Long Lag Time Also Suggests Autoimmunity

Epstein-barr chronic fatigue

The different responses Fluge/Mella’s ME/CFS patients and their chronically activated EBV patients have had to Rituximab suggest to them autommunity, not EBV reactivation, is ocurring.

The long lag time from rapid initial B-cell depletion to start of the clinical response (2-8 months) is why we do not think elimination of EBV or CMV is the principle mechanism for symptom relief in our patients. In my work as a lymphoma oncologist, I have treated a few patients with chronic EBV infection, with moderate lymphadenopathy, night sweats and general symptoms for several years, and with no clear clinical benefit from valganciclovir.

In one patient, the B-cells in bone marrow and in lymph nodes were packed with EBV and she had a high EBV titer in her peripheral blood. When given rituximab, her symptoms waned in a few days after start of treatment – very different from what we see when treating ME/CFS patients.

Two Cautionary Notes

Dr. Fluge wanted to make two cautionary notes: 

caution rituximab chronic fatigue

Caution! Rituximab use in severely ill patients is not recommended…

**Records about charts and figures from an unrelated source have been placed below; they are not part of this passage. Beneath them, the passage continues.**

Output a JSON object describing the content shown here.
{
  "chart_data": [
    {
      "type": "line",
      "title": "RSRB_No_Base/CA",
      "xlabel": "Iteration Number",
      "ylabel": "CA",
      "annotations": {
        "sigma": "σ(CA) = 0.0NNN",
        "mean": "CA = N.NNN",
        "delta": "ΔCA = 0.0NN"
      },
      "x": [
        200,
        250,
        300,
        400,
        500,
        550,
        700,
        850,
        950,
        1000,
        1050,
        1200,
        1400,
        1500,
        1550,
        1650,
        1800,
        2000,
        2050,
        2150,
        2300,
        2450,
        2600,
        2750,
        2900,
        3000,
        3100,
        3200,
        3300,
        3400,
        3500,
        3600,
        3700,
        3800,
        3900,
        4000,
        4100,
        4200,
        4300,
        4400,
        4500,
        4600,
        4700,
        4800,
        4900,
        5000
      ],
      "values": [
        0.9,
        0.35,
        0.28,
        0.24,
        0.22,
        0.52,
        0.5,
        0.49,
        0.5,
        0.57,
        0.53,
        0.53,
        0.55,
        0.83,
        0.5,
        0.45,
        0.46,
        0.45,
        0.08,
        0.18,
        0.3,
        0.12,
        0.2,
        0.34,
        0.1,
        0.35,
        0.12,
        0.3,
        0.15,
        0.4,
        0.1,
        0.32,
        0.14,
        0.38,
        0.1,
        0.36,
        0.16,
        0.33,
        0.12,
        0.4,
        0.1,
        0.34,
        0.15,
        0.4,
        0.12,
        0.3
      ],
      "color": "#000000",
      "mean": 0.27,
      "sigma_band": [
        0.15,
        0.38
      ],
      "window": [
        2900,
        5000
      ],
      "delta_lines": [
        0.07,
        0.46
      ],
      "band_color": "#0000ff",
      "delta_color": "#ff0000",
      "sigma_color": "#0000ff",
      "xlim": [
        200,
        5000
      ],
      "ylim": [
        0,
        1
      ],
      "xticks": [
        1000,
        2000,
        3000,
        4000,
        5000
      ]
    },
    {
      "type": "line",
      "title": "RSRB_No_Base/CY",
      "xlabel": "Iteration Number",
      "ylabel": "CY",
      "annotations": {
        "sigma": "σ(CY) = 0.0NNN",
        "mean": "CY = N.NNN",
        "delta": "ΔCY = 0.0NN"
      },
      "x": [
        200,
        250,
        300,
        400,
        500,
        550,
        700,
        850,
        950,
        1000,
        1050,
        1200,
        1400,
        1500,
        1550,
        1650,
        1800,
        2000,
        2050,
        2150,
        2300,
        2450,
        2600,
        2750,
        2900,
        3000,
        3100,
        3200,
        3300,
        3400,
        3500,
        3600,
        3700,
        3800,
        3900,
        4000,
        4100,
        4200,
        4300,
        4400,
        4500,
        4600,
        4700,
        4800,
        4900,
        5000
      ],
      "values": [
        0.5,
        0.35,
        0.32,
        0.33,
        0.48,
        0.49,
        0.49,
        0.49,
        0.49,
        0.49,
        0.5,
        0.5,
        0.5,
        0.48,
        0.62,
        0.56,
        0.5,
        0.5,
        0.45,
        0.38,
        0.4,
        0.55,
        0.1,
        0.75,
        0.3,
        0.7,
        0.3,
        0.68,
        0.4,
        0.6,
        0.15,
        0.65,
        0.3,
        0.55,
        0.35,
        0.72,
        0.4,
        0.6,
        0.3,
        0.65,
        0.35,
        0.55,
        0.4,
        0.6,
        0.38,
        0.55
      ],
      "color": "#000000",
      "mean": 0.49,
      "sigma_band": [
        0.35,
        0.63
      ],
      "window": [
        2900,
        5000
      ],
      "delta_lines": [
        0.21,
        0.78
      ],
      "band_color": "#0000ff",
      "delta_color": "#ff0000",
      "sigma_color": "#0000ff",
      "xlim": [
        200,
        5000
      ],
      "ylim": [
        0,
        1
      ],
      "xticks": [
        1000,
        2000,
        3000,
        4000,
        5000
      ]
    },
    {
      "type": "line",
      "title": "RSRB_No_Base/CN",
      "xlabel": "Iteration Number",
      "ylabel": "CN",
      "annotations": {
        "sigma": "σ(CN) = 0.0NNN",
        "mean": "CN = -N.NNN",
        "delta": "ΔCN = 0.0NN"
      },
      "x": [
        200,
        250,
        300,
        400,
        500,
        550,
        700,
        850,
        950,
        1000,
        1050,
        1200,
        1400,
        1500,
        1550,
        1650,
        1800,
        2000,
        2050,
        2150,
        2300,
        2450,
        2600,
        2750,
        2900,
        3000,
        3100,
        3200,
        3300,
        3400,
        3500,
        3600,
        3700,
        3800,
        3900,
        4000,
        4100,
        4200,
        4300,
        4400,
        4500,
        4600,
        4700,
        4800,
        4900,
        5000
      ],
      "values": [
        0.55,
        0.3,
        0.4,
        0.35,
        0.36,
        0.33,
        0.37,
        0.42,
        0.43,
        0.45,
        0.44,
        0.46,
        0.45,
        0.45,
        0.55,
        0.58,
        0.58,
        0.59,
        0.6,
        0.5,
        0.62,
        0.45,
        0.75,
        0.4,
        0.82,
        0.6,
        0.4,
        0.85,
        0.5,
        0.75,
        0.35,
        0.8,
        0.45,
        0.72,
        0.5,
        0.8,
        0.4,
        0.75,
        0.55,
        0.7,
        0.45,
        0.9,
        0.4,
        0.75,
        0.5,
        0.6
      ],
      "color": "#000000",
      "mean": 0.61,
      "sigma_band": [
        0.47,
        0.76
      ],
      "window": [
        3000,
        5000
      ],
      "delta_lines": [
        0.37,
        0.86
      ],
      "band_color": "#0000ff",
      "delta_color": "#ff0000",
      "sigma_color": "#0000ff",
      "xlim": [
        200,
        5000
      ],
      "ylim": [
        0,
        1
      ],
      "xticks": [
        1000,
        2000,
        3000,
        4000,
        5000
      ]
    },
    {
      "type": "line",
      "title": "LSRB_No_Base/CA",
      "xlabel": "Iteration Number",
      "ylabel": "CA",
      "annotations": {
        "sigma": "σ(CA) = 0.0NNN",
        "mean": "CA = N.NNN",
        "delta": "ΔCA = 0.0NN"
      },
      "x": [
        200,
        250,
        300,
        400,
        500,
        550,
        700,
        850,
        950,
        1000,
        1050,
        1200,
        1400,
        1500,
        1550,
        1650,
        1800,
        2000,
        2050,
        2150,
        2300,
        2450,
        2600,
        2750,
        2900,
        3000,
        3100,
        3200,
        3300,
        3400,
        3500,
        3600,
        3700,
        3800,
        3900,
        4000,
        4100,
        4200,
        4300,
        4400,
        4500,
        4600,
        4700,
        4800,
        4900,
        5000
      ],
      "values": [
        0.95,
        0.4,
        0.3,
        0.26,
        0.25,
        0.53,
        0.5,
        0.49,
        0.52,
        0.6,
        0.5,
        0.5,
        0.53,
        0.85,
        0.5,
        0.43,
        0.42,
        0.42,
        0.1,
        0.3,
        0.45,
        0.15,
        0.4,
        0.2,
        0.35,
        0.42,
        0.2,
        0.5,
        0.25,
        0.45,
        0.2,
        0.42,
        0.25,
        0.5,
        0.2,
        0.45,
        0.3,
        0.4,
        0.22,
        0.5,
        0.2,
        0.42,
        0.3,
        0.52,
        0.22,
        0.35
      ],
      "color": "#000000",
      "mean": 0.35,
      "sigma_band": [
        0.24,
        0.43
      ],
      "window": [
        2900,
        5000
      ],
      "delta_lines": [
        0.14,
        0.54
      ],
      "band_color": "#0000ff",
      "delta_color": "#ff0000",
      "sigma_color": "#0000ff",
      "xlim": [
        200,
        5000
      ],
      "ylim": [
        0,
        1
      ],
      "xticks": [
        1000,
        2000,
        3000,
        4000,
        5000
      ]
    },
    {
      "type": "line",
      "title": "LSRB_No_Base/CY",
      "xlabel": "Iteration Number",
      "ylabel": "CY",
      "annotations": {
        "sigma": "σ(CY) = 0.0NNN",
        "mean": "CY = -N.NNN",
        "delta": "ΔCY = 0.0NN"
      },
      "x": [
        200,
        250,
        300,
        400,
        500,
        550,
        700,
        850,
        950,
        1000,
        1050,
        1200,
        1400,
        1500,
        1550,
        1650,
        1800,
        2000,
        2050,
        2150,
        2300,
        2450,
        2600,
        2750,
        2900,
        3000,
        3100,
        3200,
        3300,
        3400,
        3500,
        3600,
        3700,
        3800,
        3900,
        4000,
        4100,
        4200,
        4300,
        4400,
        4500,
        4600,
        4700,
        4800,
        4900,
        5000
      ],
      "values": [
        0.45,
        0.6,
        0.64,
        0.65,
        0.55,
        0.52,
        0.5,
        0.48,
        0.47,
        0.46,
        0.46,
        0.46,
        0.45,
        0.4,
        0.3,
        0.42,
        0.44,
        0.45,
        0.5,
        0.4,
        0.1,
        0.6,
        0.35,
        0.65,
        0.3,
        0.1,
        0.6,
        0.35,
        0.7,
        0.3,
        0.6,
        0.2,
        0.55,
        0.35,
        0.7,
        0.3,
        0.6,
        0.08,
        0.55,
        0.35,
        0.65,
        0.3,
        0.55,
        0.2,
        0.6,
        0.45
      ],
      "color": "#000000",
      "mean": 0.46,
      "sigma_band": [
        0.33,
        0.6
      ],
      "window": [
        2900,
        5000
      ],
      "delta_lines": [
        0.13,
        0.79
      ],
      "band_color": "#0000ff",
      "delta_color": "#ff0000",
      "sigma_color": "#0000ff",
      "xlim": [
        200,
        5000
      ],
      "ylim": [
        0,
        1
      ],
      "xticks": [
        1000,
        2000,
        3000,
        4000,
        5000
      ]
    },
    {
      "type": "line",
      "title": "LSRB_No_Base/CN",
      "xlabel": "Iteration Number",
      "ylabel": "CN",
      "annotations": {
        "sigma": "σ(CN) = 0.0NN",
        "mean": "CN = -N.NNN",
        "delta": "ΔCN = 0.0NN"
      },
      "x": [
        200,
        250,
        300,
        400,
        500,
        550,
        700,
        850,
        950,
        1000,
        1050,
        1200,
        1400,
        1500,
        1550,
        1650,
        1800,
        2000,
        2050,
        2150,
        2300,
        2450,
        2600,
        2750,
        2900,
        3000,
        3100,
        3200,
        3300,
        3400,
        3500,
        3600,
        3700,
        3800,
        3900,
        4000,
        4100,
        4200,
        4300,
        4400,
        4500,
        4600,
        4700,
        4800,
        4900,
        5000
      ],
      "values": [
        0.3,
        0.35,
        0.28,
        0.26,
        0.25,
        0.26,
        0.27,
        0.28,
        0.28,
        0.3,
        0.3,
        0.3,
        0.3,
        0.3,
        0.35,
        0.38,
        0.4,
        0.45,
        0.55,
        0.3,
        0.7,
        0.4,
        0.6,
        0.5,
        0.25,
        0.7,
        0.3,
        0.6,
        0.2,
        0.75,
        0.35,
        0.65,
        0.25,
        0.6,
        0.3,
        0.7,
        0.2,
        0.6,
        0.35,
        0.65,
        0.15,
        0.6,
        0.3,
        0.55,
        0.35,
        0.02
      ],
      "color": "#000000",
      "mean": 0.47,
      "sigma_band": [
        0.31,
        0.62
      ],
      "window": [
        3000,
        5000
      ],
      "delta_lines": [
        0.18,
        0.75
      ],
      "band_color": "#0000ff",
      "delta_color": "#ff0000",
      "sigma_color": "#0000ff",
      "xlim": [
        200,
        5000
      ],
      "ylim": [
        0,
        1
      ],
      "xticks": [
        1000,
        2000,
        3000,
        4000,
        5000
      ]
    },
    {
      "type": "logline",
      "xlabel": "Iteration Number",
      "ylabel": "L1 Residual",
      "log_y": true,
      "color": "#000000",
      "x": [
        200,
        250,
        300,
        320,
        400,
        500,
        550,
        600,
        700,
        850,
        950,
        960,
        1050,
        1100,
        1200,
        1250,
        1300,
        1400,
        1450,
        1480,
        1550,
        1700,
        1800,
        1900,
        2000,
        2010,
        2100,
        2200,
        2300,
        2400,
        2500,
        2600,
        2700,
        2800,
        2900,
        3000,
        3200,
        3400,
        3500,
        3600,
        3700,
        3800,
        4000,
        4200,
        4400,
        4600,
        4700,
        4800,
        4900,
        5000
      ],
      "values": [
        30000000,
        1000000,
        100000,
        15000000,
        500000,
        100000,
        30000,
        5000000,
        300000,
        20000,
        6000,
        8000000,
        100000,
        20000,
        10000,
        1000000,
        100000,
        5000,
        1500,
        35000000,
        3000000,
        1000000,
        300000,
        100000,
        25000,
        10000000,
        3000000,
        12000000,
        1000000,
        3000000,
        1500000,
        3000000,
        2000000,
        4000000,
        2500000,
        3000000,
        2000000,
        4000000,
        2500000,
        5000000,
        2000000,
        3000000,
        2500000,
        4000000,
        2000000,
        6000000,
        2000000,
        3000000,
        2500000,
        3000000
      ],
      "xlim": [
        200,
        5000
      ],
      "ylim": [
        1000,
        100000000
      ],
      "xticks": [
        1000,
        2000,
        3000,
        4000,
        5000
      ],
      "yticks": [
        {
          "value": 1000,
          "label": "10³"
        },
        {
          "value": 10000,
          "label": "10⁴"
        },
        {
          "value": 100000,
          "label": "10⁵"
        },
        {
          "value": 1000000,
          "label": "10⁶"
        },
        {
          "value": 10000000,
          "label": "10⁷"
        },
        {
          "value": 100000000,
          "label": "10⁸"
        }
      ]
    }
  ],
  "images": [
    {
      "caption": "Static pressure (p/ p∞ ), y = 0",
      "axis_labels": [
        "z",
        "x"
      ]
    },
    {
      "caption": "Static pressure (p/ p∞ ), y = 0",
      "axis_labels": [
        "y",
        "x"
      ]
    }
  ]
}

Very severely ill ME/CFS patients – We are also conducting a study (KTS-3-2010), which includes very severely ME/CFS patients. Only four very severely ill ME/CFS patients have been at our hospital, and it is very difficult to give them the care they need in a very busy oncology ward. For these for patients, although rituximab has influenced their disease in a slightly positive manner for two, none of the four could be characterized as responders. We do not encourage treatment of patients with very severe ME/CFS with rituximab outside clinical trials!

In fact, until further scientific data and evidence are available, all patients receiving rituximab for ME/CFS should be treated within clinical trials.

Etanercept – We started a clinical open-label phase-II study on weekly subcutaneous etanercept (a TNF-alpha inhibitor). Only four patients were included, and we decided to stop the trial because two patients had a clear worsening of ME/CFS symptoms, while two were unchanged (no response). Ideally, we should have included additional patients to gain experience for a more solid conclusion; we however decided to stop the trial.

New Open Phase-II Trial

After observing a few pilot patients for one year, we have decided to begin another open-label phase-II study in Spring 2015 on another immunomodulatory drug, in three sets of ME/CFS patients:  ME/CFS patients who have not treated before with rituximab, in nonresponders to rituximab treatment, and in patients with a clear response to rituximab but with evidence of gradual relapse the last year. This study has been approved by the Ethical Committee, and will occur at a single center study in Bergen (Haukeland University Hospital)

Conclusion

In conclusion, we hope our efforts will help to increase our knowledge of ME/CFS, and that the results of the new randomized study will provide some important answers to aid further research, either by us or others in the research community. We need a better understanding of the disease with regards the genetic predisposition, the immune disturbances and the endothelial dysfunction present and the effector systems for symptom maintenance in order to develop rational treatments for this devastating and misunderstood disease.